Ophthalmia Neonatorum (ON) is conjunctivitis of the newborn that occurs within the first month of life. It is acquired during the baby’s passage through an infected birth canal.
Signs and Symptoms
If you suspect an eye infection in your baby, here are the signs you need to look out for:
- Red or pink eyes: You may notice the white area of the eyes appearing reddened or pinkish. It may indicate inflammation of the conjunctiva – a thin layer covering the eyeball.
- Eye discharge: You may notice a thick, yellow, or greenish discharge around the eye. It may also be seen crusted around the eyelids and eyelashes when your baby wakes up.
- Watery eyes: Your baby’s eyes may be excessively watery, more so than they usually are.

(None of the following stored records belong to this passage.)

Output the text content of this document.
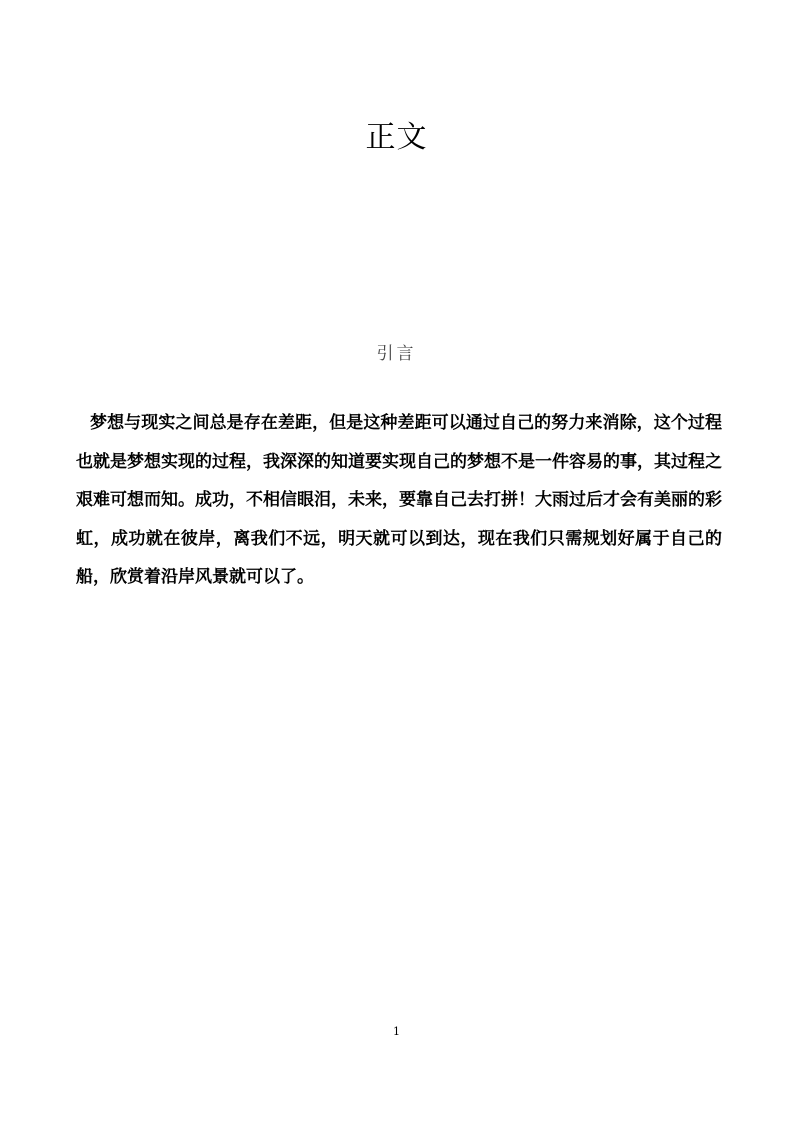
正文
引言

梦想与现实之间总是存在差距，但是这种差距可以通过自己的努力来消除，这个过程也就是梦想实现的过程，我深深的知道要实现自己的梦想不是一件容易的事，其过程之艰难可想而知。成功，不相信眼泪，未来，要靠自己去打拼！大雨过后才会有美丽的彩虹，成功就在彼岸，离我们不远，明天就可以到达，现在我们只需规划好属于自己的船，欣赏着沿岸风景就可以了。

1
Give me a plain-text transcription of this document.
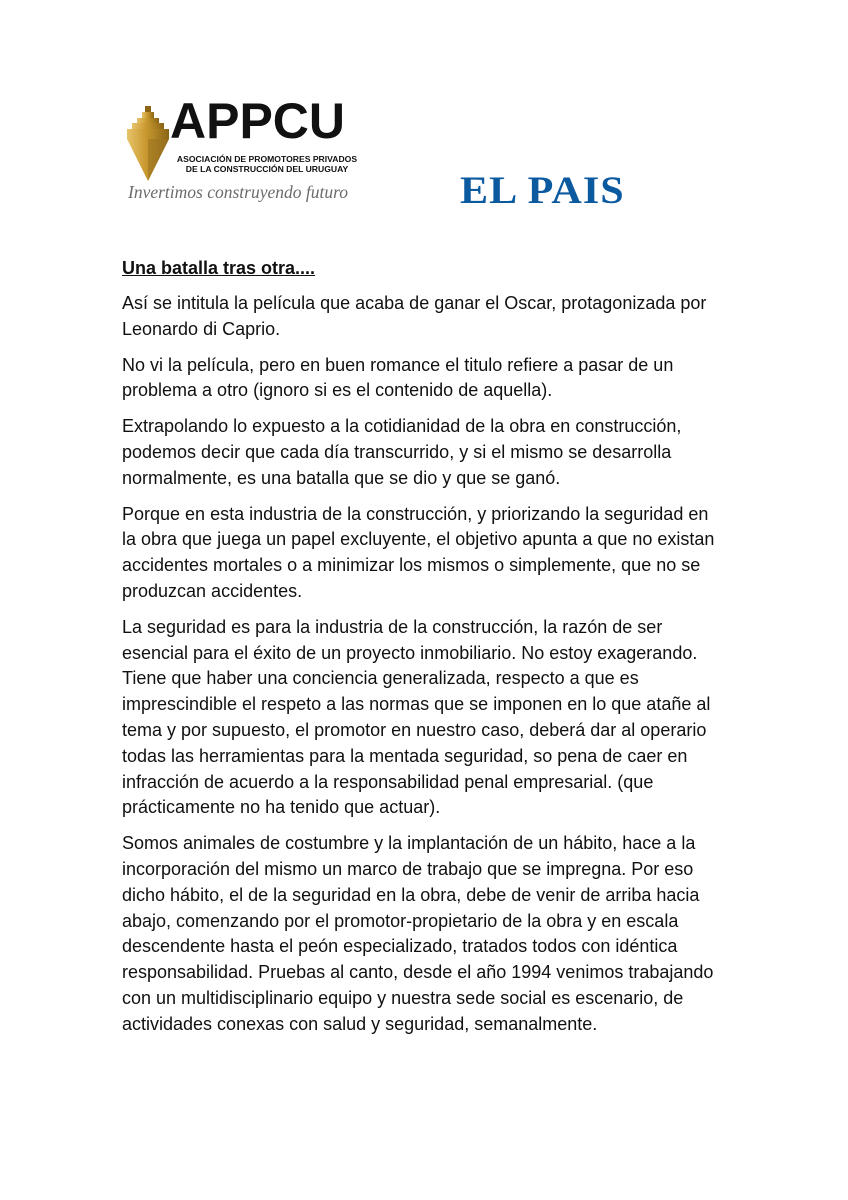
APPCU
ASOCIACIÓN DE PROMOTORES PRIVADOS
DE LA CONSTRUCCIÓN DEL URUGUAY
Invertimos construyendo futuro	EL PAIS
Una batalla tras otra....

Así se intitula la película que acaba de ganar el Oscar, protagonizada por
Leonardo di Caprio.

No vi la película, pero en buen romance el titulo refiere a pasar de un
problema a otro (ignoro si es el contenido de aquella).

Extrapolando lo expuesto a la cotidianidad de la obra en construcción,
podemos decir que cada día transcurrido, y si el mismo se desarrolla
normalmente, es una batalla que se dio y que se ganó.

Porque en esta industria de la construcción, y priorizando la seguridad en
la obra que juega un papel excluyente, el objetivo apunta a que no existan
accidentes mortales o a minimizar los mismos o simplemente, que no se
produzcan accidentes.

La seguridad es para la industria de la construcción, la razón de ser
esencial para el éxito de un proyecto inmobiliario. No estoy exagerando.
Tiene que haber una conciencia generalizada, respecto a que es
imprescindible el respeto a las normas que se imponen en lo que atañe al
tema y por supuesto, el promotor en nuestro caso, deberá dar al operario
todas las herramientas para la mentada seguridad, so pena de caer en
infracción de acuerdo a la responsabilidad penal empresarial. (que
prácticamente no ha tenido que actuar).

Somos animales de costumbre y la implantación de un hábito, hace a la
incorporación del mismo un marco de trabajo que se impregna. Por eso
dicho hábito, el de la seguridad en la obra, debe de venir de arriba hacia
abajo, comenzando por el promotor-propietario de la obra y en escala
descendente hasta el peón especializado, tratados todos con idéntica
responsabilidad. Pruebas al canto, desde el año 1994 venimos trabajando
con un multidisciplinario equipo y nuestra sede social es escenario, de
actividades conexas con salud y seguridad, semanalmente.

- Swollen eyelids: You could notice your baby’s eyelids being puffy and swollen.
- Light sensitivity: Your newborn may be sensitive to light and may get cranky on exposure to bright lights.
- Eyelid sticking: You may notice that the newborn’s eyelids are sticking together, especially after sleep, due to the presence of discharge.
- Irritability and discomfort: The baby may be irritable, and display signs of discomfort.
If you notice any of the above signs in your baby, it is essential to seek immediate medical attention ASAP. Prompt diagnosis can aid in timely treatment and is crucial to prevent complications.
What causes Ophthalmia Neonatorum (ON)?
Ophthalmia Neonatorum can be caused by various infectious agents. These include:
- Bacteria: Bacterial conjunctivitis in newborns is often caused by bacterial organisms such as Staph. aureus, Strep. pneumoniae, H.influenzae
- Viruses: Viral conjunctivitis is usually caused by viruses, such as adenovirus, herpes simplex virus (HSV), or enteroviruses.
- Chlamydia trachomatis: Chlamydia infection is an STD that can be passed from an infected mother’s vagina to her baby during childbirth. It is one of the most common reasons for neonatal conjunctivitis.
- Gonorrhea: Gonorrhea (an STD caused by the bacterium Neisseria gonorrhoeae) can be transmitted from an infected mother to her baby during delivery.
- Other microorganisms: In some cases, other infective agents, such as Mycoplasma species, can also be responsible for causing Ophthalmia Neonatorum.
Transmission of the infectious agent can occur during birth if the baby comes into contact with the infected birth canal or they are exposed to infected bodily fluids during the delivery.
In certain cases, the infection can also spread through contaminated hands, towels, or other items used in contact with the baby’s eyes.
How is Ophthalmia Neonatorum treated?
The treatment depends on the underlying cause. Here are some ways commonly used to treat ON:
- Antibiotic or Antiviral Eye Drops/Ointments: For bacterial causes of infection, we prescribe topical antibiotics or ointments. Erythromycin ophthalmic ointment is commonly used as a preventive step.
- Antiviral Medications: If the infection is caused by a viral infection like herpes, antiviral eye medications such as acyclovir are used for treatment
- Warm Compresses: Applying warm compresses to the affected eye(s) can help soothe the irritation and reduce discomfort. It is done in conjunction with antibiotic/antiviral medication.
- Eyelid Cleaning: Gently clean the baby’s eyelids and lashes with a clean, moist cloth to remove the discharge and crusting
- Systemic Treatment: In rare cases, if the infection is severe or has spread beyond the eyes, the baby may require systemic antibiotics or antiviral medications, given orally or intravenously. These are prescribed by a doctor.
Furthermore, proper hygiene practices, such as hand washing before handling the baby, and using clean, unused materials for wiping the eyes can help prevent the spread of infection to the eyes.
Is it mandatory to get eye ointment for newborns?
If the mother tests negative for an STD or another infection before delivery, the erythromycin ointment is not strongly recommended.
However, it may be mandatory in certain states as part of a mass program toward conjunctivitis prevention.